In Edwards v. Carolina N. W. R. Co., 140 N.C. 49, 52 S.E. 234, the Supreme Court of North Carolina affirmed a judgment for plaintiff whose intestate had been killed while passing between cars at a crossing, when the space which had been left between the cars was closed without warning signal. This case involved the closing of an opening between cars, which is not present in the case at bar, but the duty to anticipate that persons might be passing through such opening is not essentially different from the duty to anticipate that they might be passing between cars blocking the crossing for an unreasonable period of time in accordance with the custom which had long existed and of which it must be presumed to have had notice. The basis for a holding of negligence in either case is the taking of action which the railroad should know was or might be fraught with danger to others without taking reasonable precaution for their safety.


And we do not think that, under the circumstances of the case, it could be said that recovery should be denied as a matter of law because of contributory negligence. In the first place, whether the plaintiff was guilty of contributory negligence was a question for the jury in view of the evidence that the cars had been standing on the crossing for a longer period of time than allowed by the city ordinance, that it could not be seen from the crossing that an engine was attached to them and that it was customary for persons to pass between cars when the crossing was blocked in this way. Sheridan v. Baltimore & O. R. Co., 101 Md. 50, 60 A. 280; Henderson v. St. Paul & D. R. Co., 52 Minn. 479, 55 N.W. 53; Cherry v. St. Louis & S. F. R. Co., 163 Mo.App. 53, 145 S.W. 837; Lorenzo v. Atlantic Coast Line R. Co., 101 S.C. 409, 85 S.E. 964; Littlejohn v. Richmond & D. R. Co., 45 S.C. 181, 22 S.E. 789; Littlejohn v. Richmond & D. R. Co., 49 S.C. 12, 26 S.E. 967, 2 Am.Neg.Rep. 456; San Antonio & A.P. Ry. Co v. Green, 20 Tex.Civ.App. 5, 49 S.W. 670; Grant v. Baltimore & P. R. Co. 9 D.C. 277, writ of error dismissed 98 U.S. 398, 25 L.Ed. 231. In the second place, even if the plaintiff was guilty of negligence in going between the cars, it was for the jury to say whether the negligence of the defendant in moving the cars suddenly and violently without signal or warning was not the sole proximate cause of his injury, in application of the last clear chance doctrine, in view of the evidence as to the length of time that the cars had been blocking the crossing and the custom of persons to cross between them in such circumstances. Edwards v. Carolina & N. W. R. Co., 140 N.C. 49, 52 S.E. 234; McCall v. Southern Ry. Co., 129 N.C. 298, 40 S.E. 67; Buckner v. Southern Ry. Co., 194 N.C. 104, 138 S.E. 535.

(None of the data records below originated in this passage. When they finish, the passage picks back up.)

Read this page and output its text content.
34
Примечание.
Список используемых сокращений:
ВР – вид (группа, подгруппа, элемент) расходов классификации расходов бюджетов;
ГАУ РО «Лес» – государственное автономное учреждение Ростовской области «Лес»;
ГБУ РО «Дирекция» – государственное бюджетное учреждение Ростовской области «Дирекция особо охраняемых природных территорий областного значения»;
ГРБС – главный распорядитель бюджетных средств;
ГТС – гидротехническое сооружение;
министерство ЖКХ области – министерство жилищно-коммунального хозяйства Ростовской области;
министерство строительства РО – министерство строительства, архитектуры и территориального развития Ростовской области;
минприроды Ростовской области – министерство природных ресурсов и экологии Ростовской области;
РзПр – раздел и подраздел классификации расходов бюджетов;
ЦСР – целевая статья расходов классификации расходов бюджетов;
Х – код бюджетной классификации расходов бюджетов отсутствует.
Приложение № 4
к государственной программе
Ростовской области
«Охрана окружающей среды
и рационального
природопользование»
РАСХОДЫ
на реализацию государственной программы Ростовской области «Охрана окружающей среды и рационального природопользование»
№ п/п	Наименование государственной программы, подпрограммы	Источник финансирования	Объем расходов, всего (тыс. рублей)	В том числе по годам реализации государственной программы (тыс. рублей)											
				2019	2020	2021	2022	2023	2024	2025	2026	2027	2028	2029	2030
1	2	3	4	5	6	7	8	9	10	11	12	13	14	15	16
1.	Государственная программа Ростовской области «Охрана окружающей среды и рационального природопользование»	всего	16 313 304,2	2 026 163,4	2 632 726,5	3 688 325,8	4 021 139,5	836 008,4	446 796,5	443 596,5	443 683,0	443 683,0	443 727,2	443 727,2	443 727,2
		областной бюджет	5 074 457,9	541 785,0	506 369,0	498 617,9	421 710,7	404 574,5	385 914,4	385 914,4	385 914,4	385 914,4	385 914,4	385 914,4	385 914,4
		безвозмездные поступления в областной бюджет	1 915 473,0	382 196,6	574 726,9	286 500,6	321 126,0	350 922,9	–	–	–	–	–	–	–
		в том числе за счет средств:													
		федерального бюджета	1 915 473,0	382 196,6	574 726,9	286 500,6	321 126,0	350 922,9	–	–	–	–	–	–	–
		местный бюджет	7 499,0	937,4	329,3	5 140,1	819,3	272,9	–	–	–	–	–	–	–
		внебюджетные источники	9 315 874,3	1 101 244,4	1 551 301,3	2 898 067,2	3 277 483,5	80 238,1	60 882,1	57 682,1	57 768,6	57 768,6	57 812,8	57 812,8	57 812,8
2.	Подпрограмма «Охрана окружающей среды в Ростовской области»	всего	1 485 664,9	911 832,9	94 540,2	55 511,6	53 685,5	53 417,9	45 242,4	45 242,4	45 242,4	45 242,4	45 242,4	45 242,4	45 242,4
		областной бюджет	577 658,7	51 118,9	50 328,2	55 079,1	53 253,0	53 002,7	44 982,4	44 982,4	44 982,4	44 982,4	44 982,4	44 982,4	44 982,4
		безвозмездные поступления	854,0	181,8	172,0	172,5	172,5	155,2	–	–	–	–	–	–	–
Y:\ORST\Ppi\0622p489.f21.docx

We have carefully considered the case of Hendrix v. Southern Ry. Co., 198 N.C. 142, 150 S.E. 873, upon which defendant chiefly relies; but, while the facts there were very similar to those of the case at bar, we do not think it controlling. The holding there was merely that the blocking of a crossing in violation of an ordinance could not be held the proximate cause of the injury of a plaintiff injured while crossing between cars and that plaintiff's injury was due to his own negligence. In that case plaintiff testified that he expected the cars to move at any time and no consideration was given in the opinion to the evidence of custom on the part of the public to cross between cars when the crossing was blocked for a longer period than allowed by ordinance. The evidence here of such custom we think the matter of supreme importance, since its existence gave rise to the duty on the part of the railroad to give a warning signal before moving the cars so as to avoid injuring persons who might be crossing between them in accordance with the custom.


For the reasons stated, the judgment appealed from will be reversed and the case will be remanded for a new trial.